Reading many of the accounts of different mystics through the ages, it is clear that none of them engaged in these practices either, yet all had deep, meaningful and enriching experiences with God/Self with whom they had evolved relationships of extraordinary intimacy. They do not speak of seeking to experience themselves as being identical with God, but of eventually achieving a merger with It (as in the symbolism of the mystical marriage) in the condition known as the Unitive Life. And it is always considered ultimately a mystery, something beyond intellectual understanding, that as humans, at source, although we are ‘of God’, we are also distinct, what in one of the several Eastern Vedantic schools is termed Achintya Bheda Abheda: ‘inconceivable oneness and difference’ (5).

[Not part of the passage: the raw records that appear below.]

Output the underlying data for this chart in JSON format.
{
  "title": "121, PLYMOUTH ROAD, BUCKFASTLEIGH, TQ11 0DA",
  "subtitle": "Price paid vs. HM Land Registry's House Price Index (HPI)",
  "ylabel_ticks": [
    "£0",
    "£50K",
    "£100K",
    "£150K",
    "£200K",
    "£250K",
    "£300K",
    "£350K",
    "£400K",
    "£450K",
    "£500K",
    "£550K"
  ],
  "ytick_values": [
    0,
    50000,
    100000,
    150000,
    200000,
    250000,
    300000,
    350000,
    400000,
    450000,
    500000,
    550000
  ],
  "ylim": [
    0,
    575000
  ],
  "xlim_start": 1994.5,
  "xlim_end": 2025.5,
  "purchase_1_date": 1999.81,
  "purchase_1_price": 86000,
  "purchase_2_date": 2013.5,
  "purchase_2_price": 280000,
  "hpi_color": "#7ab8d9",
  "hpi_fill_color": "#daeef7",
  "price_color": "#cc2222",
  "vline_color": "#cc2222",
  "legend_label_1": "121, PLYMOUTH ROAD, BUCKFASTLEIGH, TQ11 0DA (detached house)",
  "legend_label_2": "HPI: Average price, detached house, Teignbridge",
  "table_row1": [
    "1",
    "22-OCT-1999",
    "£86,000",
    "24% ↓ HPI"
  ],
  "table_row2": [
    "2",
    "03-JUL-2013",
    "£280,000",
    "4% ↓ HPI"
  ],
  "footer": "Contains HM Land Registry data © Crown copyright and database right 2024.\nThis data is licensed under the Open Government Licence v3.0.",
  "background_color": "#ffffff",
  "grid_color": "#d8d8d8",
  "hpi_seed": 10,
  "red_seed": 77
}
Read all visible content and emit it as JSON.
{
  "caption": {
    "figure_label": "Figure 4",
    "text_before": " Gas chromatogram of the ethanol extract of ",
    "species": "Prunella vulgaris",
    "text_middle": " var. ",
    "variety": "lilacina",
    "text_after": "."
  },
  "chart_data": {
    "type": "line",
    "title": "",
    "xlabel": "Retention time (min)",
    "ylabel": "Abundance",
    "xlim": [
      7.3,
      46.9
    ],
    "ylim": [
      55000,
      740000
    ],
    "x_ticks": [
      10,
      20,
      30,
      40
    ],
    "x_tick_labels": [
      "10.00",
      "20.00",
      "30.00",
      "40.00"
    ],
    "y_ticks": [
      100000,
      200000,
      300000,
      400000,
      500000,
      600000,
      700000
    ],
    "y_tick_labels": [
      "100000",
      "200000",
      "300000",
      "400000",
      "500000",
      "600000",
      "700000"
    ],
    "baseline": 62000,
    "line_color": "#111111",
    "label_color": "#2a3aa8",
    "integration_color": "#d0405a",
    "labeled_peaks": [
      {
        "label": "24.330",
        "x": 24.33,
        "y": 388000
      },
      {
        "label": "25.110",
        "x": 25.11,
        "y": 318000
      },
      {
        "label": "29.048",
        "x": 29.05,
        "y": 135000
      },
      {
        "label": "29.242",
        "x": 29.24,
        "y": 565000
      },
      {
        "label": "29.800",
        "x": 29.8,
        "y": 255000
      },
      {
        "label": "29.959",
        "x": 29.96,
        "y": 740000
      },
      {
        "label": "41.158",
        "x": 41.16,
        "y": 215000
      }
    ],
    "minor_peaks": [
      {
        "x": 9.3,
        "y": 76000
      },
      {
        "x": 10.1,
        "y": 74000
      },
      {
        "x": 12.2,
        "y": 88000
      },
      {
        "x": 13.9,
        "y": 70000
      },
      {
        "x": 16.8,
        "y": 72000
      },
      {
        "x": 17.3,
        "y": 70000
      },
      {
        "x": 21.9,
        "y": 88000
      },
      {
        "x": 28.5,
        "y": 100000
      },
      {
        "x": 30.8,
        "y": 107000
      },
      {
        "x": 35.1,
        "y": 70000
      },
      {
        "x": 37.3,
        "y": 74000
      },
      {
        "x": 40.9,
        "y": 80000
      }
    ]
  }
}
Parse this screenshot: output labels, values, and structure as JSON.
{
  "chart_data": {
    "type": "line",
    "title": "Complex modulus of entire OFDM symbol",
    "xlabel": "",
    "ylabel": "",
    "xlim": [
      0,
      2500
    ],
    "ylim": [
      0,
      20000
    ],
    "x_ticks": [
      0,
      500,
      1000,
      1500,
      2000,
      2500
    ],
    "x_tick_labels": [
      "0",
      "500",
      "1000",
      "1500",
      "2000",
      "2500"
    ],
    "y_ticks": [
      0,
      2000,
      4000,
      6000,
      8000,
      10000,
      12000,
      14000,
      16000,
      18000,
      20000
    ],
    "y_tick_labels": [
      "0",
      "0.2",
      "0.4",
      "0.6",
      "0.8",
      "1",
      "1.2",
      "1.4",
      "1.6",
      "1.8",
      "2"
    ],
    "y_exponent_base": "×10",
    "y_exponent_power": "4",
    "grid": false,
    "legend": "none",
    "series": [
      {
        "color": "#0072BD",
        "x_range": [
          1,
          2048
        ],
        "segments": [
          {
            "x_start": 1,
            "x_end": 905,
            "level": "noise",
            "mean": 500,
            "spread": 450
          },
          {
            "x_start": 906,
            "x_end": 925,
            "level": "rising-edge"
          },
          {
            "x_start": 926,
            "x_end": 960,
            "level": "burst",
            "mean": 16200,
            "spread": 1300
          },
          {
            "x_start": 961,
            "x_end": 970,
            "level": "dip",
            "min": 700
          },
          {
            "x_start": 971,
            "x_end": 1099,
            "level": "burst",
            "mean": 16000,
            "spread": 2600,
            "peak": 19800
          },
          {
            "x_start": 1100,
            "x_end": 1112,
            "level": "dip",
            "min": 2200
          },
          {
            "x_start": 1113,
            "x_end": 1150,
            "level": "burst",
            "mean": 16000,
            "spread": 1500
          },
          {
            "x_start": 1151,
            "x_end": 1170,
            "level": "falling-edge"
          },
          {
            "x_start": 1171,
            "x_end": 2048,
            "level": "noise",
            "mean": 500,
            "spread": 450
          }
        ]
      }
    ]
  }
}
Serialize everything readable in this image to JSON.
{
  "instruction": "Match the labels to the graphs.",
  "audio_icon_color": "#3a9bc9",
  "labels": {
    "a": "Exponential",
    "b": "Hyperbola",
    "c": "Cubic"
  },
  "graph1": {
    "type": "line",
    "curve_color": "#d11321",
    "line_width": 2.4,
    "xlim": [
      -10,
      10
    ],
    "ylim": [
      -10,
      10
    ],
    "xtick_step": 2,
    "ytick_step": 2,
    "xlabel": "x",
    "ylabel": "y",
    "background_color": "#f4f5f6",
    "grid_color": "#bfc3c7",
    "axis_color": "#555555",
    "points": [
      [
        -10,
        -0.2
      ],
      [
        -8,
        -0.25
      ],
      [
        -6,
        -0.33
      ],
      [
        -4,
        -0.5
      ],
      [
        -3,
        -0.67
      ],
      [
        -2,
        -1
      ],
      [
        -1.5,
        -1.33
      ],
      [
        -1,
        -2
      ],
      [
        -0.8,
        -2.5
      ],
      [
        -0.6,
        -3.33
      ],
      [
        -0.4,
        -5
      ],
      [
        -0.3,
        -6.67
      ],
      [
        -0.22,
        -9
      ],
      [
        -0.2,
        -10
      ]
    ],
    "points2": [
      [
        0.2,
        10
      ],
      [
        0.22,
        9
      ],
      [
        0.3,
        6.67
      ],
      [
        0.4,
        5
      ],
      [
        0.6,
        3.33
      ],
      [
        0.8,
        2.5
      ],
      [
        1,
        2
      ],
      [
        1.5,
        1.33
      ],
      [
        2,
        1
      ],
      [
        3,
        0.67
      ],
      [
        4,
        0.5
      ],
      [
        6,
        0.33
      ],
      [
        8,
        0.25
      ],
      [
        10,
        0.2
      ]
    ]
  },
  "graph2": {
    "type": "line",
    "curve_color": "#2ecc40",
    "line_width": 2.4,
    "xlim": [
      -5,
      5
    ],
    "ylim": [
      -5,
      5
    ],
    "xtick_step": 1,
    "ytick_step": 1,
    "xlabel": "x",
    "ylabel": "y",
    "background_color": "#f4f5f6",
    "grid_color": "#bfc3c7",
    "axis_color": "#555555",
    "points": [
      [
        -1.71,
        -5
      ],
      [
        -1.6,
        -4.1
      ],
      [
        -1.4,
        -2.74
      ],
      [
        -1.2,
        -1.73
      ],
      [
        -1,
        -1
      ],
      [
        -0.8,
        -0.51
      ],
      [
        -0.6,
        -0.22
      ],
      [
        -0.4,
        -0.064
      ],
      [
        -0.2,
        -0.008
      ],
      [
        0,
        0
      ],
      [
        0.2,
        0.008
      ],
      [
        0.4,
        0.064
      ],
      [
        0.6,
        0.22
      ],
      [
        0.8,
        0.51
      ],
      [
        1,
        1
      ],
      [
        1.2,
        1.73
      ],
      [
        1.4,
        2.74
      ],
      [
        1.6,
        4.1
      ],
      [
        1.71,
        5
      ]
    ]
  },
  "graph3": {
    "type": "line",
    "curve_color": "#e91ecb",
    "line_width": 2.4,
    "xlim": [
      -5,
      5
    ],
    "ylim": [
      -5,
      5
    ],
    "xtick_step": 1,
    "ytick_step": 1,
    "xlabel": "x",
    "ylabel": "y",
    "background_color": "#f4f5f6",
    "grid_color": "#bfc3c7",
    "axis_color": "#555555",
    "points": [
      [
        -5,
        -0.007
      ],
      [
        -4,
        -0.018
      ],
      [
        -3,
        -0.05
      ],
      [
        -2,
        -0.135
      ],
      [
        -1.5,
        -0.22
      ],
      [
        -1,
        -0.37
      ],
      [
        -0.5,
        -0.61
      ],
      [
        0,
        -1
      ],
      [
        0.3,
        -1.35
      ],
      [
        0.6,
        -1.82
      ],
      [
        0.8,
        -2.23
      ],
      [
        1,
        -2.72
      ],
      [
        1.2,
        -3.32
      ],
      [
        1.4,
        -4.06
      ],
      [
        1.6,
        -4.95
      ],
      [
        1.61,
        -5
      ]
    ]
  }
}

That might seem like hedging your bets, but I think is a more truthful acknowledgement that our limitations as humans in a sense defined world will inevitably mean that the majority of people without mystical pretensions will only ever have a relatively simple and limited comprehension of what is, and ultimately always will be, a mystery.

Rishikesh (May) with revisions made in Cochin (June) 2022

 

1. https://elizabethcurrie.info/dualism-and-the-bhakti-movement, and https://elizabethcurrie.info/mysticism-a-personal-view/

2. See relevant quotes under ‘Eastern Theologies and Western Mysticism: competing or complementary pathways?’

3. For further information on the Non Dual Siva Tantra theologies and a presentation of the main points of divergence with Advaita Vedanta, as critiqued by Abhinavagupta for example, read the following:

Christopher D. Wallis. 2013. Tantra Illuminated THE PHILOSOPHY, HISTORY, AND PRACTICE OF A TIMELESS TRADITION (Second Edition)  with illustrations by Ekabhūmi Ellik. MATTAMAYŪRA PRESS.

Mark S.G. Dyczkowski. 1987. The Doctrine of Vibration. An analysis of the doctrines and practices of Kashmir Shaivism. Suny Press

4. Katha Upanishad Part Two verse 23. Different translations vary only marginally here.